Les prix bon marché et la commodité nous rendent également complices
La façon dont les supermarchés vendent les aliments affecte ce que nous mangeons. En parcourant les allées, les produits à la hauteur des yeux ont tendance à être fortement transformés, emballés dans des emballages lumineux avec des tigres et des lapins de dessins animés dessus.
Il s’agit d’aliments de longue conservation fabriqués par les marques partenaires des supermarchés. Les aliments sains et complets ne sont pas pris en compte. Au cours des années de domination des supermarchés en Europe et aux États-Unis, la consommation d’aliments hyper-transformés a augmenté, nous rendant plus malades.
La façon dont les supermarchés vendent affecte également la façon dont les agriculteurs se développent. Incapables de différencier leurs produits et soumis à une pression extrême sur les prix, les agriculteurs ont été contraints de cultiver pour le volume plutôt que pour le goût ou la nutrition.
Axée sur le rendement depuis environ un demi-siècle, l’agriculture moderne a ravagé les campagnes et les eaux européennes par le ruissellement des nutriments, la destruction de l’habitat et la perte de biodiversité due à une agriculture à forte intensité chimique.
Mais ne blâmons pas Carrefour et Coop pour tous les maux de la planète. Nous sommes également complices, soudoyés par des prix bon marché et, par-dessus tout, par la commodité d’avoir tout ce dont nous avons besoin pour notre magasin hebdomadaire au même endroit.
Les supermarchés nous font gagner du temps. Grâce à eux, nous dépensons également moins de nos revenus en nourriture que jamais auparavant, même si l’inflation alimentaire post-Covid a légèrement fait augmenter ce chiffre.
Les supermarchés nous permettent de participer à un marché alimentaire mondialisé, où nous pouvons nous procurer des fraises du Pérou en hiver et des calories bon marché provenant du soja brésilien toute l’année. Ce sont uniquement nos propres agriculteurs, notre environnement et notre santé qui en paient le prix.
Alors que faire?
Les agriculteurs ne devraient pas payer la note
Premièrement, faire payer aux agriculteurs la transition verte est clairement injuste et irréalisable. Les gouvernements et les consommateurs devraient les soutenir autant que possible.
De nombreux supermarchés comprennent également ces problèmes et s’efforcent de s’approvisionner localement et de mettre en avant les agriculteurs qui les approvisionnent dans leur marketing.
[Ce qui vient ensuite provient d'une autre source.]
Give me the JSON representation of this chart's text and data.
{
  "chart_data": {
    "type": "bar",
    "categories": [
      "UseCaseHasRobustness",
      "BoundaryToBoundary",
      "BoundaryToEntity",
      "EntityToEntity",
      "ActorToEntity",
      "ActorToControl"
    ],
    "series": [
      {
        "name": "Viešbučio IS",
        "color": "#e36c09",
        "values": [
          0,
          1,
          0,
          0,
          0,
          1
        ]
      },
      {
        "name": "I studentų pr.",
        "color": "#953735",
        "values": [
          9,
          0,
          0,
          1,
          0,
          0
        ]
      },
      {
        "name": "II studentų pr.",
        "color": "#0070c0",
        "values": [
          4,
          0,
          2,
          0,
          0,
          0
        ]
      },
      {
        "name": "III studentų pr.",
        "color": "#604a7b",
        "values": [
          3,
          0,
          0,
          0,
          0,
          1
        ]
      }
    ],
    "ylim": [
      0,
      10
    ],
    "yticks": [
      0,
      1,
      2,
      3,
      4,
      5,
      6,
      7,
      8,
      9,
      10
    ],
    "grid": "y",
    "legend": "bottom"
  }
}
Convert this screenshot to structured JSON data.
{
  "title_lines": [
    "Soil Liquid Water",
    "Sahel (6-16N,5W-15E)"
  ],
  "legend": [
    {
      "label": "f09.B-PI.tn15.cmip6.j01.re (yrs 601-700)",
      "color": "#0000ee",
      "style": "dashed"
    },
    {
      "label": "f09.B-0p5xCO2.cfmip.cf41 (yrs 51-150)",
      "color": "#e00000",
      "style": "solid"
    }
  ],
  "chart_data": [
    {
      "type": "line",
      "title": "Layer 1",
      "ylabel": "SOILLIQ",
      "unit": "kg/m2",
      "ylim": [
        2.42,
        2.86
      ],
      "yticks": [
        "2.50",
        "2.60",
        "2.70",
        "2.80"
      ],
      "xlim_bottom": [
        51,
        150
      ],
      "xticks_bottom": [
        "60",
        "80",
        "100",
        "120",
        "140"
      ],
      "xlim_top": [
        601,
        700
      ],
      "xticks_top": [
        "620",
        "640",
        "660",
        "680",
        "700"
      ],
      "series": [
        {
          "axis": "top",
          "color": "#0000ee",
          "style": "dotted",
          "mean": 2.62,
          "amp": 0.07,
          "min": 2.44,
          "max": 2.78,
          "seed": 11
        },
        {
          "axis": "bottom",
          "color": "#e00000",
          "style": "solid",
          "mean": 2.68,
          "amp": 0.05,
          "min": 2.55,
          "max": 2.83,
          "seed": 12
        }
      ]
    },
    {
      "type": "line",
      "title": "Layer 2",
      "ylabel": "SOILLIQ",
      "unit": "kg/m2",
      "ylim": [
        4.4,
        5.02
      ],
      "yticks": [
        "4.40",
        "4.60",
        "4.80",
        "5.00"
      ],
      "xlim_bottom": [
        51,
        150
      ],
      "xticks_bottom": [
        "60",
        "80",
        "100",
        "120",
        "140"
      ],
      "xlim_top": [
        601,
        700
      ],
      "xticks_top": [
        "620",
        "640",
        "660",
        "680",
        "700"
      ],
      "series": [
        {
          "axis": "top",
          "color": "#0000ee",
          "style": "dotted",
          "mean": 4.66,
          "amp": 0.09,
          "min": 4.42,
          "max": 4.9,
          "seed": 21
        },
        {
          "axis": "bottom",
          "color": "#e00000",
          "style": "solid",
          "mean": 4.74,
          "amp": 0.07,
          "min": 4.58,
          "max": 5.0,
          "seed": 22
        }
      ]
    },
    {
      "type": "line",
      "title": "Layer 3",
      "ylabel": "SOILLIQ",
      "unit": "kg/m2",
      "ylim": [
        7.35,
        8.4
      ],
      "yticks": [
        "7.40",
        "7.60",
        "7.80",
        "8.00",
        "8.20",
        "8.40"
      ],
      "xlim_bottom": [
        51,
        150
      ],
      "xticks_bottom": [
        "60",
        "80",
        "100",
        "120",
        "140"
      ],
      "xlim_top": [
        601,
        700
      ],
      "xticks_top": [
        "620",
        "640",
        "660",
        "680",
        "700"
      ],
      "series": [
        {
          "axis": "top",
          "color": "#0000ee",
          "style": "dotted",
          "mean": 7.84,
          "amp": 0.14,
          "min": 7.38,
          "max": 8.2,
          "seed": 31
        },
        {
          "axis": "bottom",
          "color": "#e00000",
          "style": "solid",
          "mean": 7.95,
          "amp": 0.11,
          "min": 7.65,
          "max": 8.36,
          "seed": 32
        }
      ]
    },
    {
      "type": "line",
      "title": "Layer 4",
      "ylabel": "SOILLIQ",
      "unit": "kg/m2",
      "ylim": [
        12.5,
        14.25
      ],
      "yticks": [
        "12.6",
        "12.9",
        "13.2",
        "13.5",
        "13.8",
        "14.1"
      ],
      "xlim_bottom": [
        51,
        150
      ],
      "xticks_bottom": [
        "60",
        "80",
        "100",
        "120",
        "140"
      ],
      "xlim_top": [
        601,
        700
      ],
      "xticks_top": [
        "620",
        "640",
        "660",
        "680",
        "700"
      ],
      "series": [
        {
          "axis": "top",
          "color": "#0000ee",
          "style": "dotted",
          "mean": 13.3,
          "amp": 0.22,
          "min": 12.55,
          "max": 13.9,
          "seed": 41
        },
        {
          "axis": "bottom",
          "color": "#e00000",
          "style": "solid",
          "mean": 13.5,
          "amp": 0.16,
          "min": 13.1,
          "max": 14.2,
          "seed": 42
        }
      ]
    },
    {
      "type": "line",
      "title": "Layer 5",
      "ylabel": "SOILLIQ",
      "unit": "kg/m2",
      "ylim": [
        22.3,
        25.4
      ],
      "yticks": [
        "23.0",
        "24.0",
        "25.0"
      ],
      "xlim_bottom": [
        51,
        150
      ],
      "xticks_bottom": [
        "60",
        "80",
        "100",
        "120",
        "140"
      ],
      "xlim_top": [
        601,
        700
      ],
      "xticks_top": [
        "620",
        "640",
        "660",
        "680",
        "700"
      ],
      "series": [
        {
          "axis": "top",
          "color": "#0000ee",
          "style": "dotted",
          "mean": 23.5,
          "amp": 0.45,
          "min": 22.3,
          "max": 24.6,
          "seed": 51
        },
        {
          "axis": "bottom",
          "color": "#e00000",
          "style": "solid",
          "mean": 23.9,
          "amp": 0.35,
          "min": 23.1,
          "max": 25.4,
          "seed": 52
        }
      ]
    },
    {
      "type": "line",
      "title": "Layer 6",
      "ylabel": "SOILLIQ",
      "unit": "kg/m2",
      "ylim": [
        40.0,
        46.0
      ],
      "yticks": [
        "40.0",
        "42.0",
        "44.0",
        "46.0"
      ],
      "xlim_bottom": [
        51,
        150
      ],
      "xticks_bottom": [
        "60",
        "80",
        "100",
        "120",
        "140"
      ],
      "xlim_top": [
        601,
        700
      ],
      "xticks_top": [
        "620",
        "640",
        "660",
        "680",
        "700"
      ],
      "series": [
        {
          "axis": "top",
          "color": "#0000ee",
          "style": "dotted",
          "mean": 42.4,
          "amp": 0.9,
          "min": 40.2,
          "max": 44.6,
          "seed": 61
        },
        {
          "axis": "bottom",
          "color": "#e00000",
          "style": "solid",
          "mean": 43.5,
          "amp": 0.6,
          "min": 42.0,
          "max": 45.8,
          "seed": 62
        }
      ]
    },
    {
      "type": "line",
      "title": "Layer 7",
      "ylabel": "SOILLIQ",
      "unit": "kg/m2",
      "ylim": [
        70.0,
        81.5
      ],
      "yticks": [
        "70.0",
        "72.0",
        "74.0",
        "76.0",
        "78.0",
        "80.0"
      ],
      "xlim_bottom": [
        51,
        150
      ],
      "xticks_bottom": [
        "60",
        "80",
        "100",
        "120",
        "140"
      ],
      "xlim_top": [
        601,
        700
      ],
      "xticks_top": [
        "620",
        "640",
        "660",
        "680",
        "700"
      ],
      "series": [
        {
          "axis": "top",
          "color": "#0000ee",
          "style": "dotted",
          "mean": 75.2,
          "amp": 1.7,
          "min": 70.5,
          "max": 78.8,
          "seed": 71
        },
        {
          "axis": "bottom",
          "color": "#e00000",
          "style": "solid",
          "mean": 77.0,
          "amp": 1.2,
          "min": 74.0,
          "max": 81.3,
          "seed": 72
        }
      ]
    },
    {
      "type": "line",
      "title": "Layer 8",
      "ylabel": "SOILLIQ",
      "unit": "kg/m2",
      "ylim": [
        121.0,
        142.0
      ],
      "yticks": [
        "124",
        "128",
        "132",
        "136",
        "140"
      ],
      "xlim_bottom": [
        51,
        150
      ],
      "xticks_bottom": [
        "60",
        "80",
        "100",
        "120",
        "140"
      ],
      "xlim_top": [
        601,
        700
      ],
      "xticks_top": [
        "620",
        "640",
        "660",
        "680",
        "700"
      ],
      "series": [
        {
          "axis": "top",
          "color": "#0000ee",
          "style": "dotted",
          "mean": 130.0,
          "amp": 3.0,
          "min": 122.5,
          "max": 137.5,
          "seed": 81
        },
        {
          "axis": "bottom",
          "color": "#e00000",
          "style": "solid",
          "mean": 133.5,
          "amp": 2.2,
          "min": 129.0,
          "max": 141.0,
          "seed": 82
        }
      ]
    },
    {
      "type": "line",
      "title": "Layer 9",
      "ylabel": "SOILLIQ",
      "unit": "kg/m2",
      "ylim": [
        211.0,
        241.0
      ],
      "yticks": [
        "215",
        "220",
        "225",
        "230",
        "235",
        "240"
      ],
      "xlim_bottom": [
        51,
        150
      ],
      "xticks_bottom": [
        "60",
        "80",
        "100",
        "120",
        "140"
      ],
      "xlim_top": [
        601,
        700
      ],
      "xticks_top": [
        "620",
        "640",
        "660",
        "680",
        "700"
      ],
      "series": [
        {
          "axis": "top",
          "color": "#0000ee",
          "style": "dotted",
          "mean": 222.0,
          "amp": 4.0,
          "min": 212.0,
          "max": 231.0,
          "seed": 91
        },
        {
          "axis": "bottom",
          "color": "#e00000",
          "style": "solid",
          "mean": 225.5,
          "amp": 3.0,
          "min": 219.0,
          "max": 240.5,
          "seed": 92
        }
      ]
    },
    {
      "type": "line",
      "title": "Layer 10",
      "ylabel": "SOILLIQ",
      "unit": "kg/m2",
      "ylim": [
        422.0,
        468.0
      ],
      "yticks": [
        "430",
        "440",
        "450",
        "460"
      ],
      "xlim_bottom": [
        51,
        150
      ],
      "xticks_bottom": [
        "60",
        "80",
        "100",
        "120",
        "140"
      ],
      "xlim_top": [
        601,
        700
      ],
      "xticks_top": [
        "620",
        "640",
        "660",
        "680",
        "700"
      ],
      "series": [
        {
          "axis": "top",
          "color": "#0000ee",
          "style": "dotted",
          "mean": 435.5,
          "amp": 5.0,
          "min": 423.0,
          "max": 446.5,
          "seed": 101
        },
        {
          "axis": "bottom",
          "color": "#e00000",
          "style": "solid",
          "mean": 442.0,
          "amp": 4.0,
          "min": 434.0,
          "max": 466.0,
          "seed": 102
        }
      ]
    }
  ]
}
Mais c’est volontaire ; Pour réussir, nous avons besoin de nouveaux modèles commerciaux qui localisent et démarchandisent les aliments, comme Ooby au Royaume-Uni qui met en place des plateformes locales livrant des boîtes de légumes provenant de petits agriculteurs. Ma propre startup met en relation des restaurants en Suisse avec des producteurs artisanaux d’huile d’olive en Grèce, en Espagne et au Portugal.
Mais c’est difficile. Pour réussir, ces modèles doivent trouver quelque chose qui puisse surmonter l’avantage des supermarchés en matière de prix et de commodité.
L’éducation des consommateurs peut apporter une aide marginale, mais cela prend du temps. La livraison de courses est très pratique mais ajoute des coûts. Jusqu’à ce qu’une nouvelle technologie vienne changer le paradigme, nous resterons coincés avec les supermarchés.
C’est pourquoi nous sommes également limités à la politique comme seul outil pour changer les choses, pour l’instant.
Plus les agriculteurs peuvent obtenir le soutien des politiciens, mieux c’est, mais la réponse ne peut pas consister à passer d’une solution à court terme à une solution à court terme.
Une réflexion systémique appropriée est nécessaire pour résoudre la quadrature du cercle entre la résolution des besoins des agriculteurs et l’impératif urgent de restaurer notre environnement. Ils ne devraient pas être opposés.